Journal d'immunologie clinique et cellulaire
Libre accès
ISSN: 2155-9899
ISSN: 2155-9899
Jezrom B. Fordham, Afsar R. Naqvi et Salvador Nares
Objectif : Les microARN (miARN) sont des régulateurs omniprésents de la biologie et de l'immunité humaines. Nous avons précédemment démontré un rôle inhibiteur du miR-24 dans la phagocytose des bioparticules d'Escherichia coli et de Staphylococcus aureus et l'induction de la sécrétion de cytokines en réponse au lipopolysaccharide (LPS) de la même origine ; nous avons également identifié des réponses miARN divergentes et convergentes au LPS des pathogènes parodontopathiques Aggregatibacter actinomycetemcomitams (Aa) et Porphyromonas gingivalis (Pg), et révélé que l'extrait de fumée de cigarette est un modificateur environnemental de la structure du Pg LPS (Pg CSE) impactant les réponses miARN des macrophages.
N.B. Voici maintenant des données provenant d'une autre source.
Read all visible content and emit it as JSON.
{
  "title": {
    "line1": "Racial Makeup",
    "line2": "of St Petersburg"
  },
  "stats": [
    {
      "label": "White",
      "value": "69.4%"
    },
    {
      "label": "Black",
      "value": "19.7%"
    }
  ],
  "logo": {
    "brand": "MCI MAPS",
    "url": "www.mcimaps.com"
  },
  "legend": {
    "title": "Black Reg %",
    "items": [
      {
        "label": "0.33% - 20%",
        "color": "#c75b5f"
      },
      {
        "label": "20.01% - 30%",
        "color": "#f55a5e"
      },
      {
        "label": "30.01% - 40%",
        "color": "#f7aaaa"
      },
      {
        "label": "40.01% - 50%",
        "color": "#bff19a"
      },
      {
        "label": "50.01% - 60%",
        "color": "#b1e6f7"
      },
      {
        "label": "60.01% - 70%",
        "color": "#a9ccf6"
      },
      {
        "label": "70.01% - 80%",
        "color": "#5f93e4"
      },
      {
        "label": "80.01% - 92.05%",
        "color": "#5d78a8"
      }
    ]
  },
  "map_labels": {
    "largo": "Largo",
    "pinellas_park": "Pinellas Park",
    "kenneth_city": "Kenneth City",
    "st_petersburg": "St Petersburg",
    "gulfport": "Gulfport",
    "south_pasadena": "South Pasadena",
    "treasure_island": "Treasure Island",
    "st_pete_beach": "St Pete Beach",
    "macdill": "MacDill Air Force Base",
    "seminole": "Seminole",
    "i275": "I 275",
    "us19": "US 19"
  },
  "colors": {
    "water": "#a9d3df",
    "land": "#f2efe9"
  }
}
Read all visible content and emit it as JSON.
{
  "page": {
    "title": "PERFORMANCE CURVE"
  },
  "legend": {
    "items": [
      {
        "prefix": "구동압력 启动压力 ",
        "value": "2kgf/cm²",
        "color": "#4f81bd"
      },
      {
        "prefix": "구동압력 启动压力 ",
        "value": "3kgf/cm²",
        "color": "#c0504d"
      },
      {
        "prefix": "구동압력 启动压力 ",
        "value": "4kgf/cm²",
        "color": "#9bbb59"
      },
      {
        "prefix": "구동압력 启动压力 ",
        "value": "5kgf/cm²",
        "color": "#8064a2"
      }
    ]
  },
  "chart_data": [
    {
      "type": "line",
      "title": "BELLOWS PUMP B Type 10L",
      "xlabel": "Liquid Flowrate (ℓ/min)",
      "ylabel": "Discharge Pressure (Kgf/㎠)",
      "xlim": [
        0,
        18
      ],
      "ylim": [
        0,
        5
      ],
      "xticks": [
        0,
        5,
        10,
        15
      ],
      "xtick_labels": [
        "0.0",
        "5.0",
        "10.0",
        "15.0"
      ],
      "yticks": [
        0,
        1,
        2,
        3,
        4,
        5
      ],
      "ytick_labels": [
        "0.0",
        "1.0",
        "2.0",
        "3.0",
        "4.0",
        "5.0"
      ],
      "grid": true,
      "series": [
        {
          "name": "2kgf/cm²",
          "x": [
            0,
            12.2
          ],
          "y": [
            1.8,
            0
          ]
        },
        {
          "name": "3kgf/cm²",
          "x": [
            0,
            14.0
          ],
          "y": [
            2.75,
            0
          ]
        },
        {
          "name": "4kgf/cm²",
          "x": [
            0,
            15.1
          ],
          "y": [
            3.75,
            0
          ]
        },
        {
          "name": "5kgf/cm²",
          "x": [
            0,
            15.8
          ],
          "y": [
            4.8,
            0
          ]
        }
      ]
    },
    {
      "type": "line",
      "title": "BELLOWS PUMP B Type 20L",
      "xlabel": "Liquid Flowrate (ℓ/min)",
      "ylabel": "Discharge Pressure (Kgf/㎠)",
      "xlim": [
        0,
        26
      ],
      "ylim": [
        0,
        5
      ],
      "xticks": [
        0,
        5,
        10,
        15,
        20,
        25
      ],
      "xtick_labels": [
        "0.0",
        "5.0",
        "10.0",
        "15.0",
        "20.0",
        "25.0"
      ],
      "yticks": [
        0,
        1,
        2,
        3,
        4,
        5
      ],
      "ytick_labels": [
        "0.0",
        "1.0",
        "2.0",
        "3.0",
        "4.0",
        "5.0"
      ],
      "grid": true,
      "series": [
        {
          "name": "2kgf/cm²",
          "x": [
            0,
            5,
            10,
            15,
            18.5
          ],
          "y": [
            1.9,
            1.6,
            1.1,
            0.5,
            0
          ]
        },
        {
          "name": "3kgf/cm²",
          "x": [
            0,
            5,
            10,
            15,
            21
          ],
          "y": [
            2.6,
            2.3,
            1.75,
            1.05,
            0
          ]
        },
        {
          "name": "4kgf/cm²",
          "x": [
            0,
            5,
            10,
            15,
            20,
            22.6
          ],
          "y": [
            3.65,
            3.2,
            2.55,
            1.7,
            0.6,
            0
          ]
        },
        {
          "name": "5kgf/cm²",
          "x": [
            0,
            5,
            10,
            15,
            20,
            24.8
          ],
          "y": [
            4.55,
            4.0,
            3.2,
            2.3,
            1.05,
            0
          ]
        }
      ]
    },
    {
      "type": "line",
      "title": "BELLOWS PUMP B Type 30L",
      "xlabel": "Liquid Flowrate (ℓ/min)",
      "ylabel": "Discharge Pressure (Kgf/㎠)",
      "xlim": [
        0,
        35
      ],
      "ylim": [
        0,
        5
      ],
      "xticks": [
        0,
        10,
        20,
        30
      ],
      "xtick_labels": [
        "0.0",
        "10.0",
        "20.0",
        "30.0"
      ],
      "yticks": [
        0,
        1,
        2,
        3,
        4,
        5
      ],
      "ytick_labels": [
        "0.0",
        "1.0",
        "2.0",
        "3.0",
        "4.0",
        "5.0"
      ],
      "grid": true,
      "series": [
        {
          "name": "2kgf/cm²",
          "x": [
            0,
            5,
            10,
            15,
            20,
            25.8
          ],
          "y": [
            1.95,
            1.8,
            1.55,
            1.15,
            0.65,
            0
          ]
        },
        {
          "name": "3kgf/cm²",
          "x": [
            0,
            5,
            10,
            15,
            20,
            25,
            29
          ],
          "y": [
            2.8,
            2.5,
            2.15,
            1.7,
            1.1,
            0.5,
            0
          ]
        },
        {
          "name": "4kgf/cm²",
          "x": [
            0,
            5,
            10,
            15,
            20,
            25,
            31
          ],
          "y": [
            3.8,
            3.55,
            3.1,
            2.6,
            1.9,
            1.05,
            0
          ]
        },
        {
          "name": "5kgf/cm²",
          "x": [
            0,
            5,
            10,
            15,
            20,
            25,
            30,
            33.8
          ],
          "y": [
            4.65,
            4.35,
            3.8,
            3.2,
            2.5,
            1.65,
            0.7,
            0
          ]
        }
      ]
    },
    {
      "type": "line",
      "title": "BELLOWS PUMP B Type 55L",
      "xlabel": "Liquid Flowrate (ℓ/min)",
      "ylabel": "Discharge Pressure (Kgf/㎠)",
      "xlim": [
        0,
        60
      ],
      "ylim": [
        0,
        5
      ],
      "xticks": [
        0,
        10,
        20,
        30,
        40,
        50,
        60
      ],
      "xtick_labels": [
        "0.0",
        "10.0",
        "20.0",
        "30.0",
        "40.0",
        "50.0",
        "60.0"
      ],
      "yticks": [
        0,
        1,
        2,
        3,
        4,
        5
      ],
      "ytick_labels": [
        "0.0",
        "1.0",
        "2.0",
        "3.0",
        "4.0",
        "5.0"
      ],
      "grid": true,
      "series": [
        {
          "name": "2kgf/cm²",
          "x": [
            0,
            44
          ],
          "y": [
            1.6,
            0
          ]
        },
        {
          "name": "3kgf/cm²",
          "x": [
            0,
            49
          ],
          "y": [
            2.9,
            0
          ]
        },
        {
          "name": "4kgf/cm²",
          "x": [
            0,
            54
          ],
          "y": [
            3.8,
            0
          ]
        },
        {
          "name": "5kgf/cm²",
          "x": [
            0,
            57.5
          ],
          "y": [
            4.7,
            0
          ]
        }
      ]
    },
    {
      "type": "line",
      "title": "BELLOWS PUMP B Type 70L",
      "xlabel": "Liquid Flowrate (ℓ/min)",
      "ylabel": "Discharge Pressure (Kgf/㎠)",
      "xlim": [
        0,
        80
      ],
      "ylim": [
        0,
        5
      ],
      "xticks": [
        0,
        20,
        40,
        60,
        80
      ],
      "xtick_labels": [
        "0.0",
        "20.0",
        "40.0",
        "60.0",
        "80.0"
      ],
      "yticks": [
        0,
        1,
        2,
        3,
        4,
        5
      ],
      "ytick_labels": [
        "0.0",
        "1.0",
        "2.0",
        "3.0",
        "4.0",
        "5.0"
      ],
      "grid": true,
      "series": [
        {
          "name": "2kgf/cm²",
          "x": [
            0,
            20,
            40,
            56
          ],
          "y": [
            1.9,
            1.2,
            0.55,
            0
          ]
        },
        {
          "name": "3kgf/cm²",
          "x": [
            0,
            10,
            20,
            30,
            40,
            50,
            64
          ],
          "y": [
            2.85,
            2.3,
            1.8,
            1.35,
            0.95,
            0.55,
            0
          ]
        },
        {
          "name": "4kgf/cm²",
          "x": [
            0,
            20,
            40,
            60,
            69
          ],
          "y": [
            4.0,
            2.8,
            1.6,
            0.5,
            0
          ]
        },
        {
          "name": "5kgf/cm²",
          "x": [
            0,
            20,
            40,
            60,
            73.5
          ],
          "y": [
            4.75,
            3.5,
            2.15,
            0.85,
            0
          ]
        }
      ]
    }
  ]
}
Cette étude a été conçue pour étudier le rôle du miR-24 sur la polarisation et la plasticité des macrophages.
Méthodes : Les macrophages humains primaires ont été différenciés des monocytes CD14+ isolés des cellules mononucléaires du sang périphérique (PBMC) par sélection positive MACS et transfectés avec des mimétiques miR-24, des inhibiteurs ou un mimétique de contrôle négatif ; suivi d'une stimulation avec des cytokines et/ou des LPS dans diverses conditions représentant les étapes clés de l'activation des macrophages. L'activation et la polarisation des macrophages ont été évaluées à l'aide de tests de production de cytokines (ELISA) et d'expression des protéines (cytométrie de flux, immunoblot). L'expression de MiR-24 a été évaluée par RT-PCR.
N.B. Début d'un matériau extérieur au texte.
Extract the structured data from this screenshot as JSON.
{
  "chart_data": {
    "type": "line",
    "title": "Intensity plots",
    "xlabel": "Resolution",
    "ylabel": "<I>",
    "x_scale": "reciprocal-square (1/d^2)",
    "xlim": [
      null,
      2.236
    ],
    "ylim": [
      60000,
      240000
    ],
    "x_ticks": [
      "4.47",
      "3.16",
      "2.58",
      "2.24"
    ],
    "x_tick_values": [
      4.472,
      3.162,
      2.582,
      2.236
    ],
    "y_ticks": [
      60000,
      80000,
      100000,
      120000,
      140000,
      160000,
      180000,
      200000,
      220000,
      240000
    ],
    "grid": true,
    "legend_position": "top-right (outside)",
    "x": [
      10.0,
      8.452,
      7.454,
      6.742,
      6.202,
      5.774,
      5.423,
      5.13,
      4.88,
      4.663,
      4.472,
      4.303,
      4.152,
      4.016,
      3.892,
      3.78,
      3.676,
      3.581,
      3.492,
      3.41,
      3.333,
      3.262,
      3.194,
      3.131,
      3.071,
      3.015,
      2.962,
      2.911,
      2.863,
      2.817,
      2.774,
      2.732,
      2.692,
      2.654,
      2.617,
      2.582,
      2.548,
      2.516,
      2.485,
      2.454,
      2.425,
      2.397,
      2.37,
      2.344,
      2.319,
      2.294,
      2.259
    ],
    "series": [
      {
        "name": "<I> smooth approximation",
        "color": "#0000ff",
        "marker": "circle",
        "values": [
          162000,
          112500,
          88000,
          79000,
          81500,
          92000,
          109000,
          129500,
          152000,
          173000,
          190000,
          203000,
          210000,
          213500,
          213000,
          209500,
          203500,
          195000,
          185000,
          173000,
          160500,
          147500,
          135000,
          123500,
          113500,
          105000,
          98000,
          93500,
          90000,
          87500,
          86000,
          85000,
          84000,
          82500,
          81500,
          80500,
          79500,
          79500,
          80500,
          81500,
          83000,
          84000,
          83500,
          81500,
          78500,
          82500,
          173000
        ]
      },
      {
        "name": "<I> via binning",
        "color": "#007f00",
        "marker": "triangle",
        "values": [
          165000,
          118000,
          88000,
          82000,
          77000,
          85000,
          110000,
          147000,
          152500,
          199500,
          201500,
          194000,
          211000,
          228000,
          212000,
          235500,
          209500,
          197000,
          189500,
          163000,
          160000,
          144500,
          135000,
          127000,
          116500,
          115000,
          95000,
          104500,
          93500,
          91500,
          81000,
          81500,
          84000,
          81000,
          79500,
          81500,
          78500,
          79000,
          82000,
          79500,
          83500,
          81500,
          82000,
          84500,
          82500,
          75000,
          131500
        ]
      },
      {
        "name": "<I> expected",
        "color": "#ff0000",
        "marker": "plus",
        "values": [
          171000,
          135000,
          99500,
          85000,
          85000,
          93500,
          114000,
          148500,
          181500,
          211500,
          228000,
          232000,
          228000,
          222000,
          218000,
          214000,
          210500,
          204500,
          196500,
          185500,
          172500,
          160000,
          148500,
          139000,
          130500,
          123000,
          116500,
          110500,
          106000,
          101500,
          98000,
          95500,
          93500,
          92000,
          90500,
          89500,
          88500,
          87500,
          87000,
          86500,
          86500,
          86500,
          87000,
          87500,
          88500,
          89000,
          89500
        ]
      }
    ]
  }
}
Résultats : La stimulation des macrophages par des LPS d'origine Aa, Pg et Pg CSE a entraîné des niveaux différents d'expression des cytokines et une expression différentielle du miR-24. La surexpression du miR-24 a inhibé la sécrétion de cytokines en réponse au LPS. L'amorçage des macrophages par l'interféron gamma (IFN-γ) n'a pas surmonté cet effet inhibiteur, mais l'activation classique des macrophages par l'IFN-γ plus TNF-α, TNF-β ou IL-17 a modulé le schéma de suppression médiée par le miR-24 d'une manière spécifique aux cytokines. La surexpression du miR-24 a amélioré la régulation positive du CD206 pendant l'activation alternative des macrophages et a inhibé sa régulation négative dans la transition des macrophages de l'état d'activation alternative à l'état d'activation classique. La surexpression du miR-24 a entraîné une expression réduite de la sous-unité p110 delta de la PI 3-kinase de classe 1A (p110δ).
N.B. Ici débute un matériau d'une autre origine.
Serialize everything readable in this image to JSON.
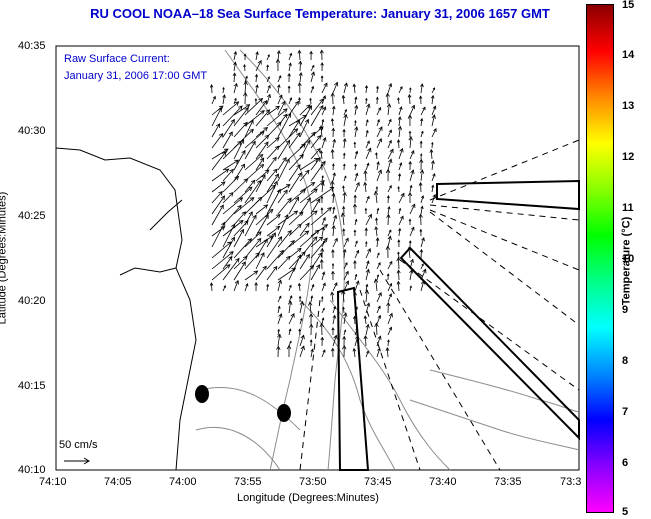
{
  "title": "RU COOL  NOAA–18  Sea Surface Temperature:  January 31, 2006 1657 GMT",
  "annotation": {
    "line1": "Raw Surface Current:",
    "line2": "January 31, 2006 17:00 GMT"
  },
  "scale_label": "50 cm/s",
  "x_axis": {
    "label": "Longitude (Degrees:Minutes)",
    "ticks": [
      "74:10",
      "74:05",
      "74:00",
      "73:55",
      "73:50",
      "73:45",
      "73:40",
      "73:35",
      "73:3"
    ]
  },
  "y_axis": {
    "label": "Latitude (Degrees:Minutes)",
    "ticks": [
      "40:35",
      "40:30",
      "40:25",
      "40:20",
      "40:15",
      "40:10"
    ]
  },
  "colorbar": {
    "label": "Temperature (°C)",
    "ticks": [
      "15",
      "14",
      "13",
      "12",
      "11",
      "10",
      "9",
      "8",
      "7",
      "6",
      "5"
    ],
    "range": [
      5,
      15
    ],
    "colors": [
      "#ff00ff",
      "#8800ff",
      "#0000ff",
      "#0088ff",
      "#00ffff",
      "#00ff88",
      "#00ff00",
      "#88ff00",
      "#ffff00",
      "#ff8800",
      "#ff0000",
      "#8b0000"
    ]
  },
  "colors": {
    "title": "#0000cc",
    "contours": "#8c8c8c",
    "arrows": "#000000"
  }
}
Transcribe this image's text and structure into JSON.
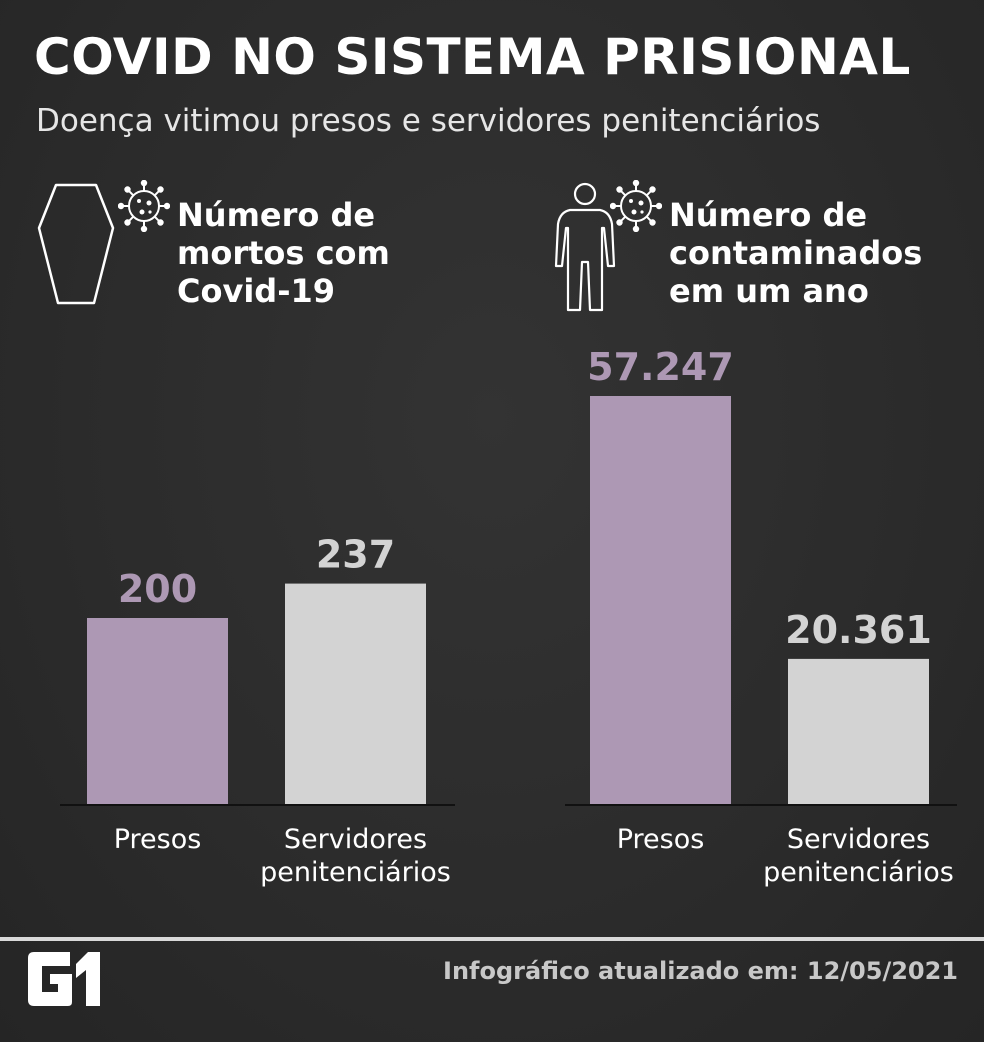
{
  "header": {
    "title": "COVID NO SISTEMA PRISIONAL",
    "subtitle": "Doença vitimou presos e servidores penitenciários"
  },
  "panels": [
    {
      "title_lines": [
        "Número de",
        "mortos com",
        "Covid-19"
      ],
      "icon": "coffin-icon"
    },
    {
      "title_lines": [
        "Número de",
        "contaminados",
        "em um ano"
      ],
      "icon": "person-icon"
    }
  ],
  "colors": {
    "presos": "#ad98b4",
    "servidores": "#d3d3d3",
    "axis": "#111111",
    "category_label": "#ffffff"
  },
  "chart_data": [
    {
      "type": "bar",
      "title": "Número de mortos com Covid-19",
      "categories": [
        "Presos",
        "Servidores penitenciários"
      ],
      "values": [
        200,
        237
      ],
      "value_labels": [
        "200",
        "237"
      ]
    },
    {
      "type": "bar",
      "title": "Número de contaminados em um ano",
      "categories": [
        "Presos",
        "Servidores penitenciários"
      ],
      "values": [
        57247,
        20361
      ],
      "value_labels": [
        "57.247",
        "20.361"
      ]
    }
  ],
  "footer": {
    "logo": "G1",
    "updated": "Infográfico atualizado em: 12/05/2021"
  }
}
Conclusion : Les modifications spécifiques du pathogène et de l'environnement dans le LPS modifient l'expression des cytokines et du miR-24 dans les macrophages humains. Le miR-24 est un régulateur négatif de l'activation classique des macrophages par le LPS et favorise l'activation alternative dans des conditions de polarisation et de plasticité. L'inhibition par le miR-24 de la sécrétion de cytokines induite par le LPS dépend de l'état d'activation des macrophages au moment de la stimulation, et cela peut être dû au degré auquel p110δ est impliqué dans la/les voie(s) de signalisation intracellulaire(s) qui transforment la ligature des récepteurs en induction de cytokines. Bien que des différences importantes aient été observées dans l'effet du miR-24 sur les macrophages, ces données indiquent que la surexpression du miR-24 serait principalement anti-inflammatoire.